We know too of Elizabeth’s invaluable contribution to Te Rōpū Pounamu, the Rainbow Greens and the wider Party so we were not the only Network or individuals who spoke out against such treatment. Following her resignation, Elizabeth continued to put the Party’s interests above her own as an Independent MP. She voted with the Greens in the House, assisted Fa’anānā and encouraged her communities to Party Vote Green in 2023. We have no doubt that Darleen will, as an independent MP, continue to Party Vote Green with the Party in House as well.
The Greens’ principle of Non-Violence in the Green Party Charter has been again and again contravened by women Green MPs who routinely heckle and yell in the House, who intimidate other MPs and who bullied two wāhine Māori MPs. Contrasting the treatment of Elizabeth and then Darleen with that of two other women MPs this year leads us to ask, “Will wahine Māori MPs who are perceived as a threat to the Co-Leaders’ comfort levels and ambitions always be an endangered species in the Green Party?”
A Green MP was filmed in Parliament being verbally abusive to and physically aggressive with another MP. How was that behaviour not a serious breach of our Charter? Why is that MP still in office?
Minimising her behaviour because an apology was given rings very hollow indeed when both wāhine Māori women MPs were silenced, not allowed to be at Parliament and left with no choice but to resign. Why were they so hypocritically held to this mythical standard of behaviour when others are not?

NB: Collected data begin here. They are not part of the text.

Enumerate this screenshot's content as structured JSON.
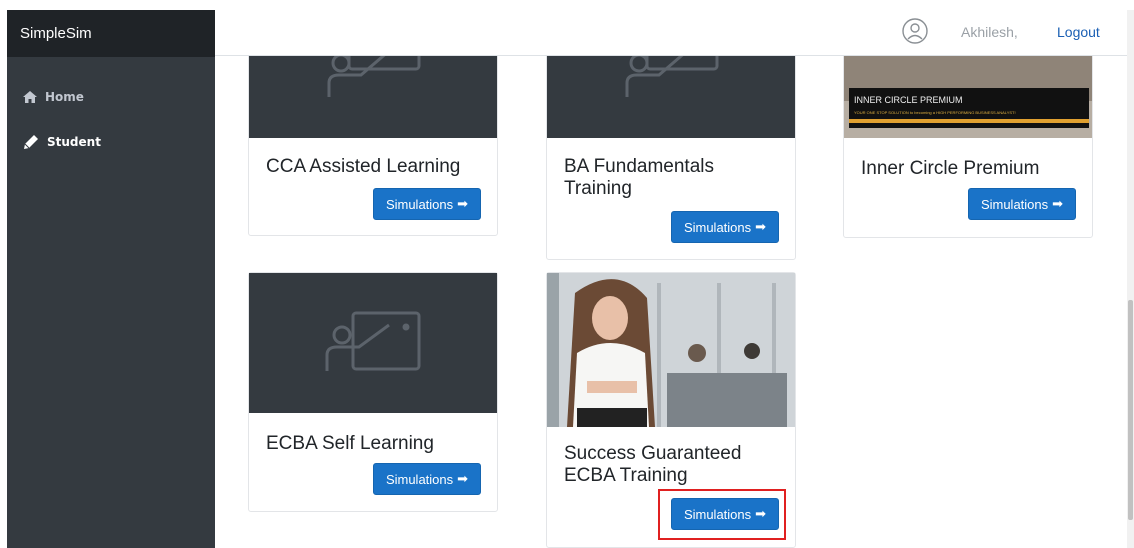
{
  "brand": "SimpleSim",
  "sidebar": {
    "items": [
      {
        "label": "Home",
        "icon": "home-icon"
      },
      {
        "label": "Student",
        "icon": "pencil-icon"
      }
    ]
  },
  "header": {
    "username": "Akhilesh,",
    "logout": "Logout"
  },
  "courses": [
    {
      "title": "CCA Assisted Learning",
      "button": "Simulations"
    },
    {
      "title": "BA Fundamentals Training",
      "button": "Simulations"
    },
    {
      "title": "Inner Circle Premium",
      "button": "Simulations",
      "banner_title": "INNER CIRCLE PREMIUM",
      "banner_sub": "YOUR ONE STOP SOLUTION to becoming a HIGH PERFORMING BUSINESS ANALYST!"
    },
    {
      "title": "ECBA Self Learning",
      "button": "Simulations"
    },
    {
      "title": "Success Guaranteed ECBA Training",
      "button": "Simulations"
    }
  ],
  "colors": {
    "sidebar": "#343a40",
    "brand_bg": "#1f2327",
    "button": "#1a73c8",
    "highlight": "#e02020"
  }
}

At least in Darleen’s case an actual investigation occurred. That is a disgraceful waste of money and the Co-Leaders should not speak of natural justice when the decision to force a resignation had already been made.
Because members of the dominant culture are never impacted on a daily basis and in a myriad of ways by racism – the unjust deployment (whether conscious or unconscious) of power based on the assumed rightness of whiteness – people of colour are often asked to explain what ‘culturally unsafe’ means:
• We are culturally unsafe when we are voiceless in an organisation that purports to care about but only pays lip service to the needs and priorities of our respective peoples.
• We are culturally unsafe when we must endure the performance – but not the substance and actual practice – of genuine cultural competence.
• We are culturally unsafe when wāhine Māori MPs are sacrificed for the Party’s media optics, political gain and money.
• We are culturally unsafe when the Co-Leaders, Pākehā or other Tauiwi MPs continually disregard and flout the principle of Non-Violence with no repercussions.
• We are culturally unsafe when we as the people in this Party most close to him and his family, are not strategically supported to deliver on the dreams, hopes and ambitions of the late Fa’anānā Efeso Collins.
• We are culturally unsafe as we make this statement – knowing that instead of reflection and genuine change by the Party leadership – we will most likely become the next targets of vitriol and misinformation.
Having suffered from and witnessed actions that have diminished, demeaned, and disempowered our cultural, spiritual and familial wellbeing Alofa Aiono, Vasemaca Tavola and I tender our immediate resignation from the Green Party. We also speak for other Pasifika members who did not feel sufficiently safe to add their names here.
We hope that in time the Greens will once again be a Party that consistently and equitably lives by and upholds the four principles of the Green Party Charter. Therefore, we wish all our very best and much alofa to those – especially our Pasifika Greens’ ‘aiga who are willing and able to stay. As Fa’anānā said on February 15th, “Not everything that is faced can be changed but nothing can be changed until it is faced.”
Secretary of the Pasifika Greens and the Greens’ first Pasifika Elected Member Marie Laufiso.